Pigai: Pemerintah tak Berwenang Tentukan Status Aktivis HAM

JAKARTA - Menteri Hak Asasi Manusia (HAM) Natalius Pigai menegaskan pemerintah tidak memiliki kewenangan untuk menentukan siapa yang berstatus pembela hak asasi manusia (HAM), karena hal tersebut merupakan domain masyarakat sipil sesuai standar internasional.

Ia menyebut, intervensi negara dalam menentukan status pembela HAM bertentangan dengan sistem perlindungan HAM global yang melibatkan mekanisme seperti Dewan HAM PBB, Kantor Komisaris Tinggi HAM PBB, hingga Universal Periodic Review.

“Intervensi untuk menentukan status pembela HAM itu tidak benar. Sesuai dengan standar internasional, sistem perlindungan HAM ya, baik itu sistem perlindungan HAM dalam konteks ini adalah dari Dewan HAM PBB, kemudian kantor Komisi Tinggi Komisioner Hak Asasi Manusia PBB, kemudian Special Rapporteur (Pelapor Khusus PBB), kemudian Universal Periodic Review (Peninjauan Berkala Universal)," kata Pigai dilansir ANTARA, Senin, 4 Mei.

Pigai mengatakan dalam konteks ini, pemerintah tidak boleh mengatur atau memasuki wilayah sipil.

Oleh karena itu, katanya, sangat tidak mungkin pemerintah masuk mengatur apalagi menentukan status pembela HAM.

Ia menekankan, peran pemerintah justru berada pada aspek regulasi dan perlindungan, bukan klasifikasi aktor.

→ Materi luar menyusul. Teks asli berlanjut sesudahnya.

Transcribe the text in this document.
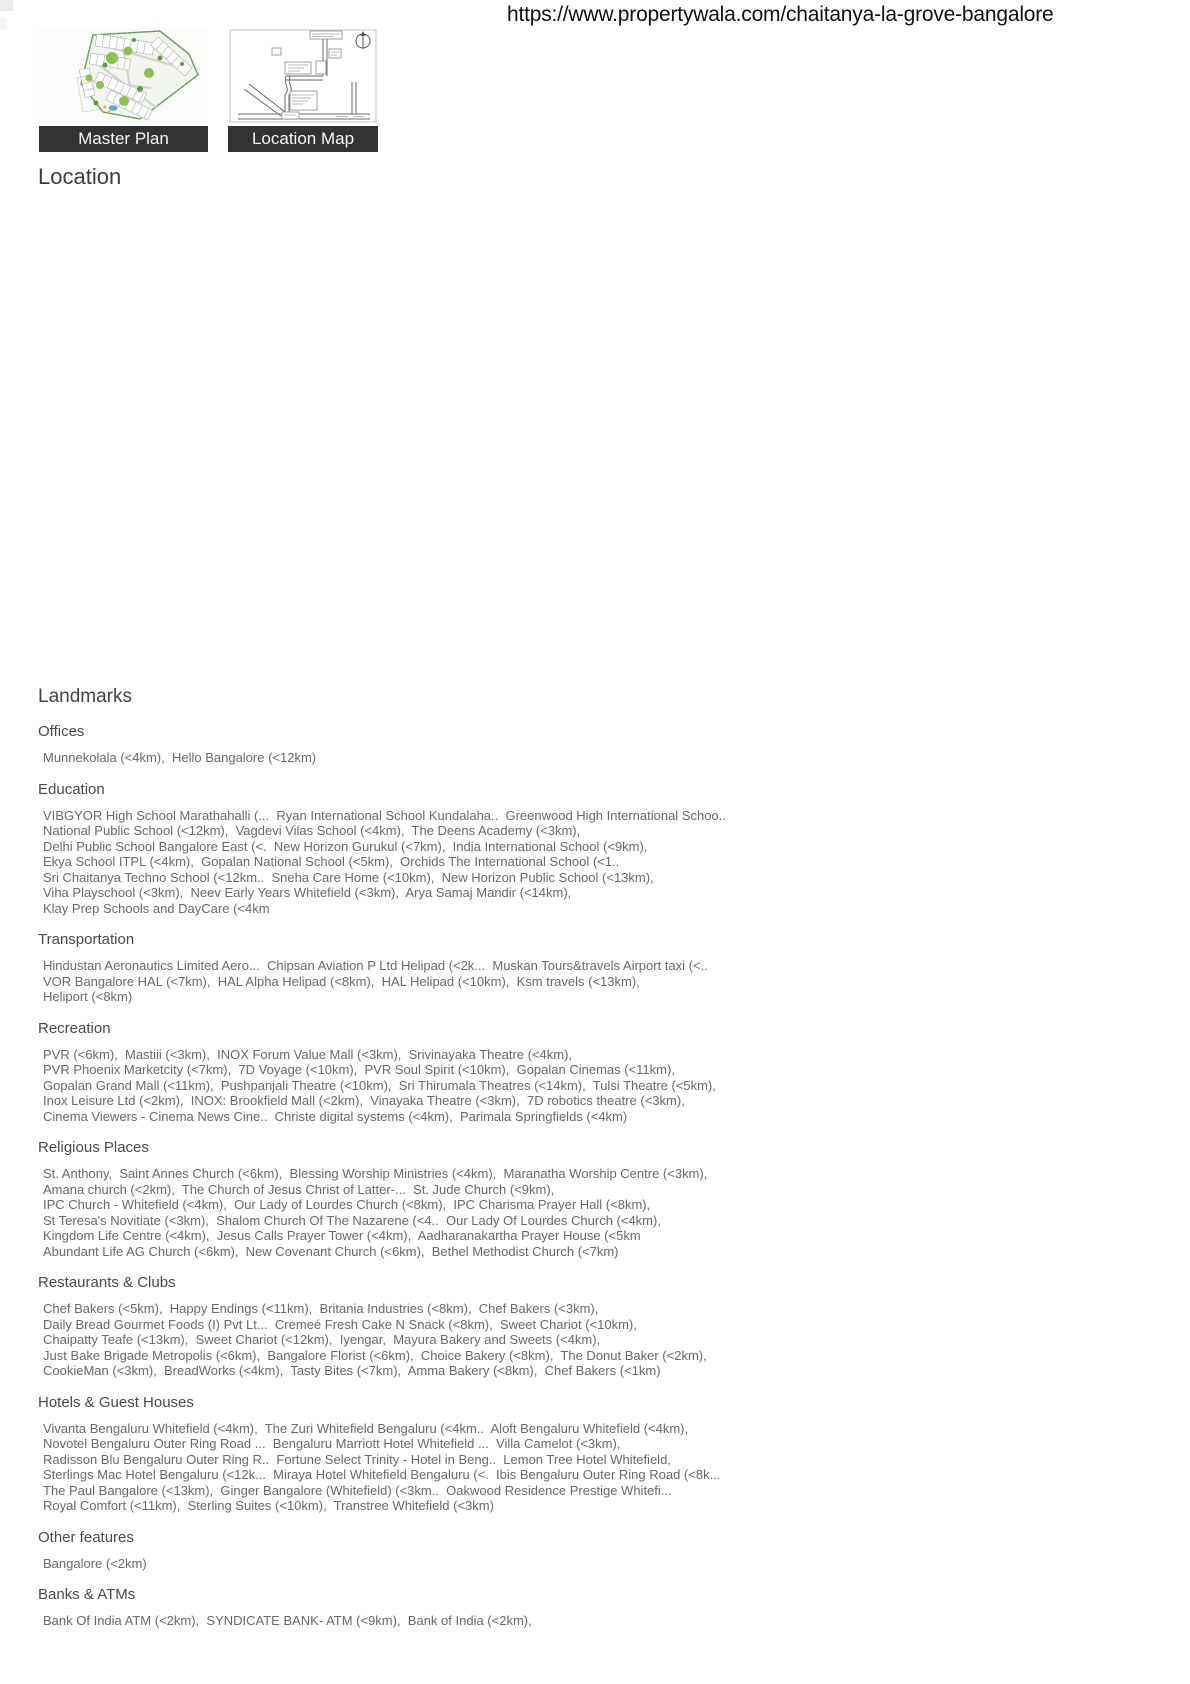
https://www.propertywala.com/chaitanya-la-grove-bangalore
Master Plan	Location Map
Location
Landmarks
Offices
Munnekolala (<4km),  Hello Bangalore (<12km)
Education
VIBGYOR High School Marathahalli (...  Ryan International School Kundalaha..  Greenwood High International Schoo..
National Public School (<12km),  Vagdevi Vilas School (<4km),  The Deens Academy (<3km),
Delhi Public School Bangalore East (<.  New Horizon Gurukul (<7km),  India International School (<9km),
Ekya School ITPL (<4km),  Gopalan National School (<5km),  Orchids The International School (<1..
Sri Chaitanya Techno School (<12km..  Sneha Care Home (<10km),  New Horizon Public School (<13km),
Viha Playschool (<3km),  Neev Early Years Whitefield (<3km),  Arya Samaj Mandir (<14km),
Klay Prep Schools and DayCare (<4km
Transportation
Hindustan Aeronautics Limited Aero...  Chipsan Aviation P Ltd Helipad (<2k...  Muskan Tours&travels Airport taxi (<..
VOR Bangalore HAL (<7km),  HAL Alpha Helipad (<8km),  HAL Helipad (<10km),  Ksm travels (<13km),
Heliport (<8km)
Recreation
PVR (<6km),  Mastiii (<3km),  INOX Forum Value Mall (<3km),  Srivinayaka Theatre (<4km),
PVR Phoenix Marketcity (<7km),  7D Voyage (<10km),  PVR Soul Spirit (<10km),  Gopalan Cinemas (<11km),
Gopalan Grand Mall (<11km),  Pushpanjali Theatre (<10km),  Sri Thirumala Theatres (<14km),  Tulsi Theatre (<5km),
Inox Leisure Ltd (<2km),  INOX: Brookfield Mall (<2km),  Vinayaka Theatre (<3km),  7D robotics theatre (<3km),
Cinema Viewers - Cinema News Cine..  Christe digital systems (<4km),  Parimala Springfields (<4km)
Religious Places
St. Anthony,  Saint Annes Church (<6km),  Blessing Worship Ministries (<4km),  Maranatha Worship Centre (<3km),
Amana church (<2km),  The Church of Jesus Christ of Latter-...  St. Jude Church (<9km),
IPC Church - Whitefield (<4km),  Our Lady of Lourdes Church (<8km),  IPC Charisma Prayer Hall (<8km),
St Teresa's Novitiate (<3km),  Shalom Church Of The Nazarene (<4..  Our Lady Of Lourdes Church (<4km),
Kingdom Life Centre (<4km),  Jesus Calls Prayer Tower (<4km),  Aadharanakartha Prayer House (<5km
Abundant Life AG Church (<6km),  New Covenant Church (<6km),  Bethel Methodist Church (<7km)
Restaurants & Clubs
Chef Bakers (<5km),  Happy Endings (<11km),  Britania Industries (<8km),  Chef Bakers (<3km),
Daily Bread Gourmet Foods (I) Pvt Lt...  Cremeé Fresh Cake N Snack (<8km),  Sweet Chariot (<10km),
Chaipatty Teafe (<13km),  Sweet Chariot (<12km),  Iyengar,  Mayura Bakery and Sweets (<4km),
Just Bake Brigade Metropolis (<6km),  Bangalore Florist (<6km),  Choice Bakery (<8km),  The Donut Baker (<2km),
CookieMan (<3km),  BreadWorks (<4km),  Tasty Bites (<7km),  Amma Bakery (<8km),  Chef Bakers (<1km)
Hotels & Guest Houses
Vivanta Bengaluru Whitefield (<4km),  The Zuri Whitefield Bengaluru (<4km..  Aloft Bengaluru Whitefield (<4km),
Novotel Bengaluru Outer Ring Road ...  Bengaluru Marriott Hotel Whitefield ...  Villa Camelot (<3km),
Radisson Blu Bengaluru Outer Ring R..  Fortune Select Trinity - Hotel in Beng..  Lemon Tree Hotel Whitefield,
Sterlings Mac Hotel Bengaluru (<12k...  Miraya Hotel Whitefield Bengaluru (<.  Ibis Bengaluru Outer Ring Road (<8k...
The Paul Bangalore (<13km),  Ginger Bangalore (Whitefield) (<3km..  Oakwood Residence Prestige Whitefi...
Royal Comfort (<11km),  Sterling Suites (<10km),  Transtree Whitefield (<3km)
Other features
Bangalore (<2km)
Banks & ATMs
Bank Of India ATM (<2km),  SYNDICATE BANK- ATM (<9km),  Bank of India (<2km),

“Kewajiban pemerintah adalah menghadirkan undang-undang yang memastikan adanya perlindungan terhadap para pembela HAM yang memperjuangkan tanpa bayar untuk kepentingan umum, untuk kebaikan dan secara damai. Itu yang kita akan nanti pastikan adanya perlindungan yang pasti terhadap para pembela HAM,” kata dia.

Ia menjelaskan penentuan kriteria pembela HAM akan dilakukan oleh masyarakat sipil bersama lembaga independen seperti Komnas HAM, Komnas Perempuan, Komisi Perlindungan Anak dan Komisi Disabilitas.

Menurut dia, prinsip tersebut sejalan dengan resolusi PBB tahun 1998 tentang pembela HAM dan penguatan perlindungan aktivis, termasuk perempuan.

“Dengan demikian 'clear' (jelas), pemerintah tidak menentukan status pembela HAM, status aktivis. Sangat tidak mungkin, karena kami ini tahu regulasi-regulasi internasional yang terutama resolusi PBB terkait dengan pembela hak asasi manusia tahun 1998, maupun pembela hak asasi manusia bagi mereka aktivis perempuan tahun 2013, itu menyatakan negara tidak boleh intervensi,” ujar dia.

Pigai menambahkan, pemerintah juga tengah menyiapkan penguatan perlindungan hukum melalui revisi Undang-Undang HAM, termasuk jaminan imunitas bagi pembela HAM dalam menjalankan tugasnya.

“Negara wajib melindungi mereka dan memastikan perlindungannya yang pasti terhadap mereka. Maka di dalam rancangan undang-undang Hak Asasi Manusia itu, kami telah menegaskan mereka yang berada pada saat melakukan pembelaan, terhadap mereka yang membutuhkan pertolongan dengan memenuhi kriteria yang pasti tanpa dibayar untuk kepentingan umum, tidak dengan cara kekerasan, sudah dipastikan tidak boleh dipidana,” kata dia.

Langkah tersebut menjadi bagian dari upaya memperkuat ekosistem perlindungan HAM berbasis peran negara sebagai fasilitator, bukan penentu legitimasi aktor.